La Net Economie entame sa première grande valse de licenciements en Suisse. World Online, le fournisseur d'accès Internet néerlandais, a mis à la porte ses 58 employés sur territoire helvétique. A Genève, ce sont 45 emplois qui passent à la trappe. La société est installée en Suisse depuis septembre 1999. Elle a son siège au Petit-Lancy (GE). World Online, active dans quinze pays européens, a été rachetée en décembre par l'italien Tiscali. La fondation de famille Sandoz, anciennement majoritaire, s'est ainsi désengagée après avoir vendu une grande part de ses actions. Mais la purge au sein des filiales du géant italien irrite les syndicats. La raison vient de ce qu'aucun plan social collectif n'a été proposé par l'employeur. Le comité du personnel a voté un préavis de grève pour mercredi prochain. De son côté, World Online a dit jeudi soir vouloir proposer un plan social.

L'ensemble des employés romands ont reçu leur lettre de licenciement jeudi après-midi des mains de la directrice du personnel, dont le poste a été lui aussi supprimé. Tiscali affirme que de nombreux emplois font doublon et que les salaires des employés de la centrale genevoise sont plus élevés en moyenne que ceux du siège suisse de Tiscali, basé à Bâle. La société italienne a proposé à certains cadres de World Online de réintégrer le nouveau groupe au sein de l'entité bâloise, selon de bonnes sources. Mais chaque contrat sera négocié au cas par cas, ce que rejette catégoriquement le syndicat interprofessionnel de travailleuses et travailleurs (SIT).

«Nous avons laissé une semaine à la direction de Tiscali pour qu'elle nous rencontre afin de négocier la mise en place d'un plan social. Si la rencontre n'a pas lieu avant le 28 février, nous serons obligés de faire grève pour nous faire entendre», a confié une déléguée du personnel qui préfère garder l'anonymat. Une occupation du site de World Online est le dernier moyen de faire pression sur la direction, estime une représentante du SIT. «Le personnel n'a plus rien à perdre», ajoute-t-elle.

Les opérateurs Internet sont au début d'un processus de consolidation. A terme, seuls quatre ou cinq spécialistes de grande taille se partageront le marché européen. Pour augmenter leur volume de publicité, les portails ont besoin d'une clientèle toujours plus importante.
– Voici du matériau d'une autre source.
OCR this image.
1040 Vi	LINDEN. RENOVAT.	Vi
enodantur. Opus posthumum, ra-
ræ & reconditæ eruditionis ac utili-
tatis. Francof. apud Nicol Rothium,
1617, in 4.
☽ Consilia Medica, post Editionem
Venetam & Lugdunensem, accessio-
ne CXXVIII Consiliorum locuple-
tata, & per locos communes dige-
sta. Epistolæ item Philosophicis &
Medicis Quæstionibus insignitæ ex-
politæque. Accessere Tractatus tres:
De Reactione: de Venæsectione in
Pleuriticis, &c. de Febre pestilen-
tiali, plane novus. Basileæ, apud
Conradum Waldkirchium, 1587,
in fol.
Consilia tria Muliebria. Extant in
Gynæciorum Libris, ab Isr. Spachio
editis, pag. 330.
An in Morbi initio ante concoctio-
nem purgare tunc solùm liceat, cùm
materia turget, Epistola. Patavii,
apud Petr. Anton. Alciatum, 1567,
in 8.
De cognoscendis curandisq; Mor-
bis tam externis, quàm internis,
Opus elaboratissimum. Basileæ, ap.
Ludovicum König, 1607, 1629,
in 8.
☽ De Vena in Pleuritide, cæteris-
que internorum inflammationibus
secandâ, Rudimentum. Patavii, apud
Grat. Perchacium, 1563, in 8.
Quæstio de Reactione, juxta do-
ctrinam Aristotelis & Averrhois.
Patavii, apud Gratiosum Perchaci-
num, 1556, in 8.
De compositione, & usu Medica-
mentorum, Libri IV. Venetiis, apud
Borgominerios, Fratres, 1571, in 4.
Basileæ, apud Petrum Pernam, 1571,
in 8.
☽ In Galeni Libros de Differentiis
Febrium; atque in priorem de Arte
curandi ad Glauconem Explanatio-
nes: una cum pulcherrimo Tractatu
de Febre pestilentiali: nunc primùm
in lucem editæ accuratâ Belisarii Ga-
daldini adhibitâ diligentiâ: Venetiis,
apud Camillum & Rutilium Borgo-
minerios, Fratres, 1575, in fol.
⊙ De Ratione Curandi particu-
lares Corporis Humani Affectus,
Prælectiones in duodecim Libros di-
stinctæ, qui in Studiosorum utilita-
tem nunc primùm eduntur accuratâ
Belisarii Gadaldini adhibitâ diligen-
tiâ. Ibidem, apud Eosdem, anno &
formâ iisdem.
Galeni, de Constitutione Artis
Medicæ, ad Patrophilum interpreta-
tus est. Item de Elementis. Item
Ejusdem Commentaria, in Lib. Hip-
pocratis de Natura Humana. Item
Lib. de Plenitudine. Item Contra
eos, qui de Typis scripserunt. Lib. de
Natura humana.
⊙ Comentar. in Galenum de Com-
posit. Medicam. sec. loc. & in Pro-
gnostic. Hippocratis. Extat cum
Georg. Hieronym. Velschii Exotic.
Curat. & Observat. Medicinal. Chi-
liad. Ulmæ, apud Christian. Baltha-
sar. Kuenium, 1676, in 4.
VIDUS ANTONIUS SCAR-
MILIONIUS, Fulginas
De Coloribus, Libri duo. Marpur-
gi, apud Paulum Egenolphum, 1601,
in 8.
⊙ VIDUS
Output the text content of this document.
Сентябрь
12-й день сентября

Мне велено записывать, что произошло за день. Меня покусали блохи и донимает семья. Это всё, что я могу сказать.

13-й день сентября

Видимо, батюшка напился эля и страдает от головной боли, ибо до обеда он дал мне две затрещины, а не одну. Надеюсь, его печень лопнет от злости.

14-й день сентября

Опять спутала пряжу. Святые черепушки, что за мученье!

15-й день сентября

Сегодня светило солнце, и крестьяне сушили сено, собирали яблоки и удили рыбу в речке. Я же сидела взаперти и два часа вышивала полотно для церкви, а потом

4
Le jeu des fusions-acquisitions est vital pour la survie des sociétés de cette branche. En poussant cette logique à l'extrême, World Online n'aurait été finalement créée que dans le but de se faire racheter. Rappelons que Nina Brinck, la fondatrice, est soupçonnée d'avoir vendu ses parts pour le malheur des autres actionnaires. Le procès est en cours aux Pays-Bas.

Avec le rachat de World Online, Tiscali espère économiser 550 à 600 millions d'euros. Mais la réorganisation n'est pas aussi facile que prévu. Les plans de restructuration planifiés à l'échelle européenne provoquent quelques remous. Les employés belges de World Online, par exemple, ont commencé mercredi une grève et en France, le personnel a lancé une protestation par le biais d'un site Internet concurrent.